En cas de lombalgies persistantes, d’autres moyens thérapeutiques pourront être proposés : infiltrations, ceintures lombaires et corsets en résine, stages de reconditionnement à l’effort.
La lombalgie chronique constitue un problème difficile : il n’y a pas de recette miracle, et lorsqu’un traitement ne s’avère pas suffisamment efficace, on en essaie un autre…
La chirurgie reste d’indication assez exceptionnelle dans la lombalgie.
Pour en savoir plus : Les traitements
Comment participer activement à sa guérison ?
Il y a 2 règles fondamentales :
- Il faut bien prendre régulièrement les médicaments antalgiques prescrits, à doses efficaces. Une douleur qui reste longtemps mal soulagée peut ensuite s’installer durablement de façon autonome (même si la cause initiale disparaît), comme si elle restait en mémoire dans le système nerveux.
- Il faut essayer au maximum de conserver une bonne activité. Il est important de tout faire pour entretenir et renforcer les muscles qui soutiennent le dos et les abdominaux. Les exercices physiques ne vont pas augmenter les risques de complication, au contraire ! Ce sont le repos et l’inactivité qui risquent à long terme de maintenir votre douleur. Marcher 1 heure tous les jours, si possible d’un bon pas, constitue un excellent exercice.
Pour en savoir plus : Comment participer activement à sa guérison ?
Comment éviter les rechutes
Une fois la phase douloureuse aiguë passée, autant faire ce qu’il faut pour éviter que ça se reproduise. En effet si le dos à souffert, c’est qu’il risque de rester fragile.

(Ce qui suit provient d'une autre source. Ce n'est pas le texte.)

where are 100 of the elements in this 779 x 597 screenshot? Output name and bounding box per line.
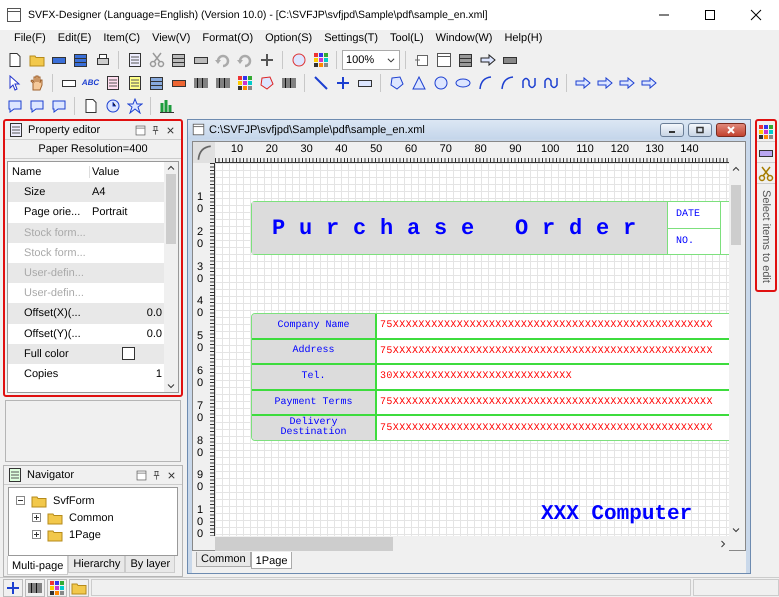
oval-bubble-icon[interactable] bbox=[28, 98, 44, 114]
curve-icon[interactable] bbox=[498, 74, 514, 90]
cursor-icon[interactable] bbox=[6, 74, 22, 90]
bent-arrow-icon[interactable] bbox=[596, 74, 612, 90]
circle-icon[interactable] bbox=[432, 74, 448, 90]
scrollbar-thumb[interactable] bbox=[166, 174, 176, 244]
restore-button[interactable] bbox=[688, 122, 712, 136]
property-name[interactable]: Size bbox=[8, 186, 90, 198]
hand-icon[interactable] bbox=[28, 74, 44, 90]
zoom-dropdown[interactable]: 100% bbox=[342, 50, 400, 70]
close-icon bbox=[750, 9, 762, 21]
ruler-label: 130 bbox=[645, 143, 664, 155]
ruler-label: 30 bbox=[300, 143, 313, 155]
tree-item[interactable]: SvfForm bbox=[53, 494, 95, 506]
property-value[interactable]: 0.0 bbox=[90, 307, 164, 320]
menu-item[interactable]: View(V) bbox=[146, 32, 196, 44]
property-name[interactable]: Offset(Y)(... bbox=[8, 328, 90, 340]
property-value[interactable]: 0.0 bbox=[90, 328, 164, 340]
right-arrow-icon[interactable] bbox=[574, 74, 590, 90]
layers-icon[interactable] bbox=[458, 52, 474, 68]
tree-item[interactable]: 1Page bbox=[69, 528, 101, 540]
polygon-icon[interactable] bbox=[388, 74, 404, 90]
ruler-label: 100 bbox=[197, 504, 204, 540]
data-field: 75XXXXXXXXXXXXXXXXXXXXXXXXXXXXXXXXXXXXXXXXXXXXXXXXXX bbox=[377, 390, 729, 414]
ruler-label: 120 bbox=[610, 143, 629, 155]
float-window-icon[interactable] bbox=[136, 470, 147, 480]
ruler-label: 10 bbox=[230, 143, 244, 155]
float-window-icon[interactable] bbox=[135, 124, 146, 136]
copy-icon[interactable] bbox=[170, 52, 186, 68]
u-turn-arrow-icon[interactable] bbox=[618, 74, 634, 90]
scrollbar-thumb[interactable] bbox=[731, 185, 741, 245]
property-value[interactable]: A4 bbox=[90, 186, 164, 198]
note-icon[interactable] bbox=[82, 98, 98, 114]
menu-item[interactable]: Edit(E) bbox=[52, 32, 98, 44]
property-value[interactable]: 1 bbox=[90, 368, 164, 380]
property-name[interactable]: Offset(X)(... bbox=[8, 307, 90, 320]
printer-icon[interactable] bbox=[94, 52, 110, 68]
form-label: Company Name bbox=[252, 314, 377, 338]
table-icon[interactable] bbox=[436, 52, 452, 68]
property-name[interactable]: Page orie... bbox=[8, 206, 90, 218]
save-all-icon[interactable] bbox=[72, 52, 88, 68]
ruler-label: 10 bbox=[197, 191, 204, 215]
menu-item[interactable]: Settings(T) bbox=[318, 32, 384, 44]
property-value[interactable]: Portrait bbox=[90, 206, 164, 218]
property-name[interactable]: Copies bbox=[8, 368, 90, 380]
loop-arrow-icon[interactable] bbox=[640, 74, 656, 90]
menu-item[interactable]: Option(S) bbox=[259, 32, 318, 44]
form-list-icon[interactable] bbox=[104, 74, 120, 90]
close-icon[interactable] bbox=[166, 470, 177, 480]
bar-chart-icon[interactable] bbox=[158, 98, 174, 114]
star-icon[interactable] bbox=[126, 98, 142, 114]
scrollbar[interactable] bbox=[164, 162, 178, 392]
list-icon[interactable] bbox=[126, 52, 142, 68]
close-button[interactable] bbox=[716, 122, 746, 136]
arrow-tag-icon[interactable] bbox=[480, 52, 496, 68]
pin-icon[interactable] bbox=[151, 470, 162, 480]
cross-icon[interactable] bbox=[334, 74, 350, 90]
menu-item[interactable]: Help(H) bbox=[498, 32, 548, 44]
data-field: 75XXXXXXXXXXXXXXXXXXXXXXXXXXXXXXXXXXXXXXXXXXXXXXXXXX bbox=[377, 340, 729, 364]
qr-code-icon[interactable] bbox=[236, 74, 252, 90]
form-label: Delivery Destination bbox=[252, 416, 377, 440]
menu-item[interactable]: File(F) bbox=[8, 32, 52, 44]
pin-icon[interactable] bbox=[150, 124, 161, 136]
triangle-icon[interactable] bbox=[410, 74, 426, 90]
menu-item[interactable]: Window(W) bbox=[430, 32, 498, 44]
line-icon[interactable] bbox=[312, 74, 328, 90]
crosshair-icon[interactable] bbox=[258, 52, 274, 68]
minimize-button[interactable] bbox=[660, 122, 684, 136]
tab[interactable]: Common bbox=[196, 552, 251, 567]
clock-icon[interactable] bbox=[104, 98, 120, 114]
speech-bubble-icon[interactable] bbox=[6, 98, 22, 114]
swatch-grid-icon[interactable] bbox=[758, 124, 774, 140]
double-bubble-icon[interactable] bbox=[50, 98, 66, 114]
tab[interactable]: Hierarchy bbox=[68, 556, 126, 573]
menu-item[interactable]: Item(C) bbox=[97, 32, 146, 44]
color-palette-icon[interactable] bbox=[49, 580, 65, 596]
records-icon[interactable] bbox=[148, 74, 164, 90]
close-icon[interactable] bbox=[165, 124, 176, 136]
scrollbar-thumb[interactable] bbox=[215, 537, 393, 551]
checkbox[interactable] bbox=[122, 347, 134, 360]
tab[interactable]: Multi-page bbox=[7, 556, 68, 575]
maximize-icon bbox=[704, 9, 716, 21]
menu-item[interactable]: Tool(L) bbox=[384, 32, 430, 44]
menu-item[interactable]: Format(O) bbox=[196, 32, 260, 44]
form-label: Address bbox=[252, 340, 377, 364]
notes-icon[interactable] bbox=[126, 74, 142, 90]
ruler-label: 140 bbox=[680, 143, 699, 155]
tree-item[interactable]: Common bbox=[69, 512, 114, 524]
side-tab[interactable]: Select items to edit bbox=[760, 190, 772, 283]
ruler-label: 40 bbox=[335, 143, 348, 155]
new-file-icon[interactable] bbox=[6, 52, 22, 68]
ruler-label: 30 bbox=[197, 260, 204, 285]
ruler-label: 110 bbox=[576, 143, 594, 155]
ruler-label: 70 bbox=[197, 400, 204, 424]
data-field: 75XXXXXXXXXXXXXXXXXXXXXXXXXXXXXXXXXXXXXXXXXXXXXXXXXX bbox=[377, 314, 729, 338]
tab[interactable]: 1Page bbox=[250, 552, 292, 569]
tab[interactable]: By layer bbox=[125, 556, 176, 573]
ruler-origin-icon[interactable] bbox=[195, 144, 213, 162]
text-tool-button[interactable]: ABC bbox=[80, 72, 101, 93]
arc-icon[interactable] bbox=[476, 74, 492, 90]
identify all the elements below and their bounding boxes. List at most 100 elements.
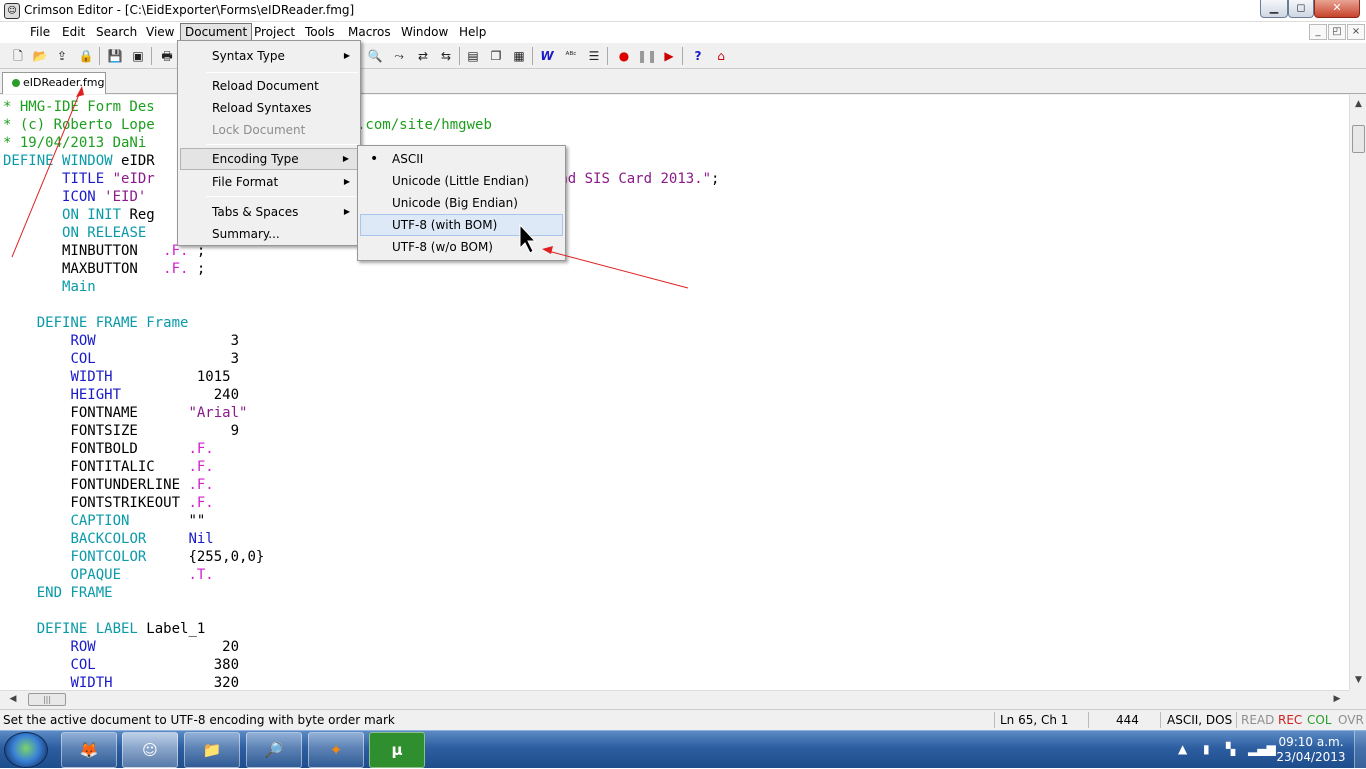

Et là, tout dépend de vous : personne ne fera les efforts à votre place. Le kinésithérapeute pourra vous aider pour vous conseiller et vous montrer ce qu’il faut faire, mais ensuite, à vous de jouer !
La prévention repose sur plusieurs axes :
- L’apprentissage d’une bonne ergonomie du dos, c’est-à-dire l’acquisition d’un automatisme des bons gestes et des bonnes postures dans les activités de tous les jours.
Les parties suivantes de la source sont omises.